Through short run Phillips curve implies that reduction in inflation causes increase in unemployment, but since increase in unemployment involves reduction in output, sacrifice ratio is generally measured in terms of loss of output caused by it. This loss or sacrifice of output can be compared with the benefits from reduction in inflation rate.

Studies of Empirical Data –

Studies of empirical data of the United States before the eighties conducted to estimate the quantitative relation between inflation and output found that sacrifice ratio was typically equal to 5 percent of one year’s GNP, that is, 5 percent of one year’s GNP had to be foregone to reduce inflation by 1 percent.

This estimate of sacrifice ratio made in other studies varies much. For example, a study for the eighties of the effects of disinflation policy pursued by Reagan- Volcker in the United States found that it resulted in very large unemployment but succeeded in reducing inflation. In an important study of this period Lawrence Ball has found that sacrifice ratio was 1.83 for the eighties which was much lower than the earlier estimate of 5. The success of reduction in inflation by Reagan and Volcker shows that credibility of policy makers plays an important role in reducing inflation.

If people believe that Government or Central Bank of the country is highly committed to disinflation policy and making sincere and tough measures to bring down inflation, their inflationary expectations will be reduced and this itself will reduce inflation. To win credibility the government has to make a drastic cut in its expenditure and also to reduce substantially the growth in money supply in the economy. It is these measures that helped to ensure credibility of Reagan and Volcker (then Chairman of Federal Bank of the US) and played an important role in reducing inflation during the eighties.

Sacrifice Ratio in Terms of Unemployment –

In terms of unemployment, sacrifice ratio means how much unemployment rate has to increase to reduce inflation by 1 percentage point. So, if we take 5 as sacrifice ratio in terms of GNP, then given the relation between unemployment and GNP we can find out the sacrifice ratio in terms of unemployment. For this we take the help of Okun’s Law which states that 1 percent point increase in unemployment causes 2 percent fall in GNP. This means that given 5 as sacrifice ratio in terms of GNP, then 2.5 percentage point increase in unemployment will cause fall by 5 percent of yearly GNP.

Using Sacrifice Ratio –

Using sacrifice ratio we can find out by how much and how long unemployment must rise to reduce inflation by certain percentage points. For example, given 5 as a sacrifice ratio in terms of GNP, then to reduce inflation by 4 percentage points, say from 8 percent to 4 percent, how much percent of yearly GNP will have to be foregone and how much increase in unemployment will occur. Since the sacrifice rate of 5 implies that for reducing inflation by 1 percentage point, 5 percent of yearly GNP will have to be given up.

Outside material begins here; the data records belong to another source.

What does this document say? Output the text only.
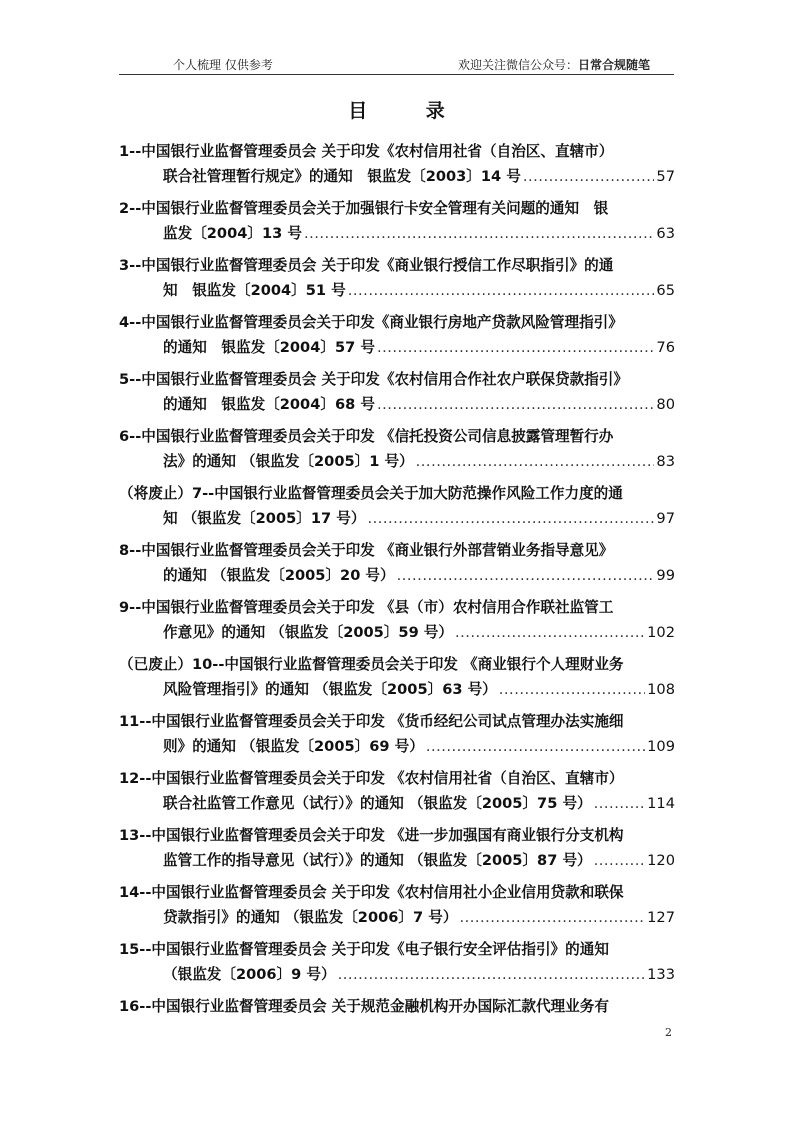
个人梳理 仅供参考	欢迎关注微信公众号：日常合规随笔
目 录
1--中国银行业监督管理委员会 关于印发《农村信用社省（自治区、直辖市）
联合社管理暂行规定》的通知　银监发〔2003〕14 号 .....	57
2--中国银行业监督管理委员会关于加强银行卡安全管理有关问题的通知　银
监发〔2004〕13 号 .....	63
3--中国银行业监督管理委员会 关于印发《商业银行授信工作尽职指引》的通
知　银监发〔2004〕51 号 .....	65
4--中国银行业监督管理委员会关于印发《商业银行房地产贷款风险管理指引》
的通知　银监发〔2004〕57 号 .....	76
5--中国银行业监督管理委员会 关于印发《农村信用合作社农户联保贷款指引》
的通知　银监发〔2004〕68 号 .....	80
6--中国银行业监督管理委员会关于印发 《信托投资公司信息披露管理暂行办
法》的通知 （银监发〔2005〕1 号） .....	83
（将废止）7--中国银行业监督管理委员会关于加大防范操作风险工作力度的通
知 （银监发〔2005〕17 号） .....	97
8--中国银行业监督管理委员会关于印发 《商业银行外部营销业务指导意见》
的通知 （银监发〔2005〕20 号） .....	99
9--中国银行业监督管理委员会关于印发 《县（市）农村信用合作联社监管工
作意见》的通知 （银监发〔2005〕59 号） .....	102
（已废止）10--中国银行业监督管理委员会关于印发 《商业银行个人理财业务
风险管理指引》的通知 （银监发〔2005〕63 号） .....	108
11--中国银行业监督管理委员会关于印发 《货币经纪公司试点管理办法实施细
则》的通知 （银监发〔2005〕69 号） .....	109
12--中国银行业监督管理委员会关于印发 《农村信用社省（自治区、直辖市）
联合社监管工作意见（试行）》的通知 （银监发〔2005〕75 号） .....	114
13--中国银行业监督管理委员会关于印发 《进一步加强国有商业银行分支机构
监管工作的指导意见（试行）》的通知 （银监发〔2005〕87 号） .....	120
14--中国银行业监督管理委员会 关于印发《农村信用社小企业信用贷款和联保
贷款指引》的通知 （银监发〔2006〕7 号） .....	127
15--中国银行业监督管理委员会 关于印发《电子银行安全评估指引》的通知
（银监发〔2006〕9 号） .....	133
16--中国银行业监督管理委员会 关于规范金融机构开办国际汇款代理业务有
2
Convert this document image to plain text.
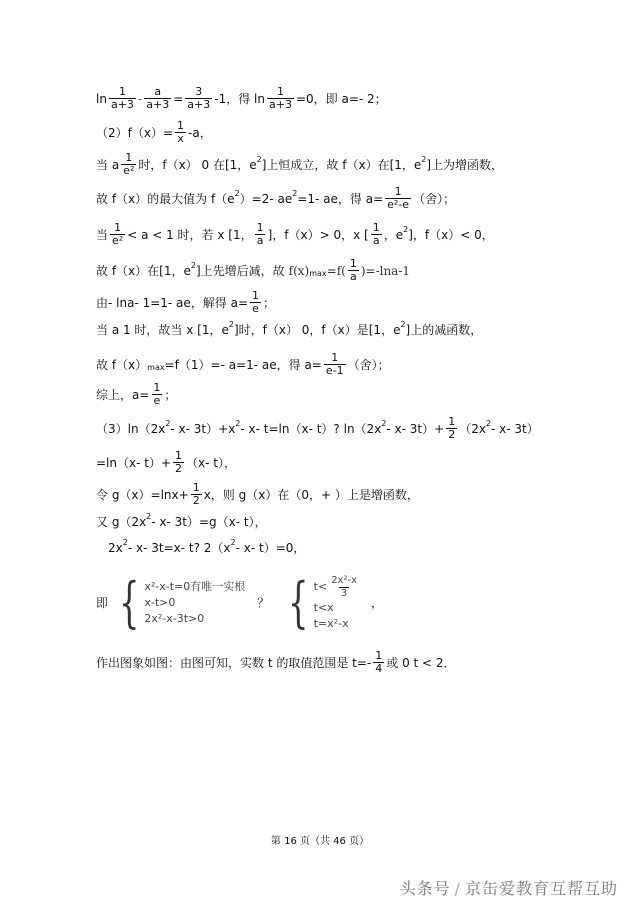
$\ln \frac{1}{a+3} - \frac{a}{a+3} = \frac{3}{a+3} -1$，得 $\ln \frac{1}{a+3} =0$，即 a=- 2；
$(2)f(x)= \frac{1}{x} -a$，
当 a $\frac{1}{\text{e²}}$ 时，f（x） 0 在[1，e 2 ]上恒成立，故 f（x）在[1，e 2 ]上为增函数，
故 f（x）的最大值为 f（e 2 ）=2- ae 2 =1- ae，得 $a= \frac{1}{\text{e²-e}}$ （舍）；
当 $\frac{1}{\text{e²}} < a < 1$ 时，若 x [1， $\frac{1}{a}$ ]，f（x）> 0，x [ $\frac{1}{a}$ ，e 2 ]，f（x）< 0，
故 f（x）在[1，e 2 ]上先增后减，故 f(x) $\max =f( \frac{1}{a} )=-\ln a-1$
由- lna- 1=1- ae，解得 $a= \frac{1}{e}$ ；
当 a 1 时，故当 x [1，e 2 ]时，f（x） 0，f（x）是[1，e 2 ]上的减函数，
故 f（x） max =f（1）=- a=1- ae，得 $a= \frac{1}{e-1}$ （舍）；
综上，$a= \frac{1}{e}$ ；
（3）ln（2x 2 - x- 3t）+x 2 - x- t=ln（x- t）? ln（2x 2 - x- $3t)+ \frac{1}{2} (2x$ 2 - x- 3t）
=ln（x- $t)+ \frac{1}{2} (x-$ t），
令 $g(x)=\ln x+ \frac{1}{2}$ x，则 g（x）在（0，+ ）上是增函数，
又 g（2x 2 - x- 3t）=g（x- t），
2x 2 - x- 3t=x- t? 2（x 2 - x- t）=0，
即 { x²-x-t=0有唯一实根
x-t>0
2x²-x-3t>0
？ { $t< \frac{\text{2x²-x}}{3}$
t<x
t=x²-x
，
作出图象如图：由图可知，实数 t 的取值范围是 $t=- \frac{1}{4}$ 或 0 t < 2．
第 16 页（共 46 页）
头条号 / 京缶爱教育互帮互助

According to Okun’s Law 1 percentage point of cyclical unemployment is associated with 2 percent of a year’s GNP, then to reduce 20 percent of a year’s GNP means increase in cyclical unemployment by 10 percentage points.

The policy of disinflation can take various forms. For example, rapid inflation or what is called ‘cold turkey’ solution can lower output by 10 percent each for 2 years (total of 20 percent decline of year’s GNP). Alternatively, a moderate policy of disinflation can be followed under which 5 percent fall in GNP per year for 4 years has to be obtained. Further, a more gradual policy of disinflation may be decided under which 2 percent fall in yearly GNP for 10 years period can be obtained. The policy maker has to make a choice among these forms of disinflation policy.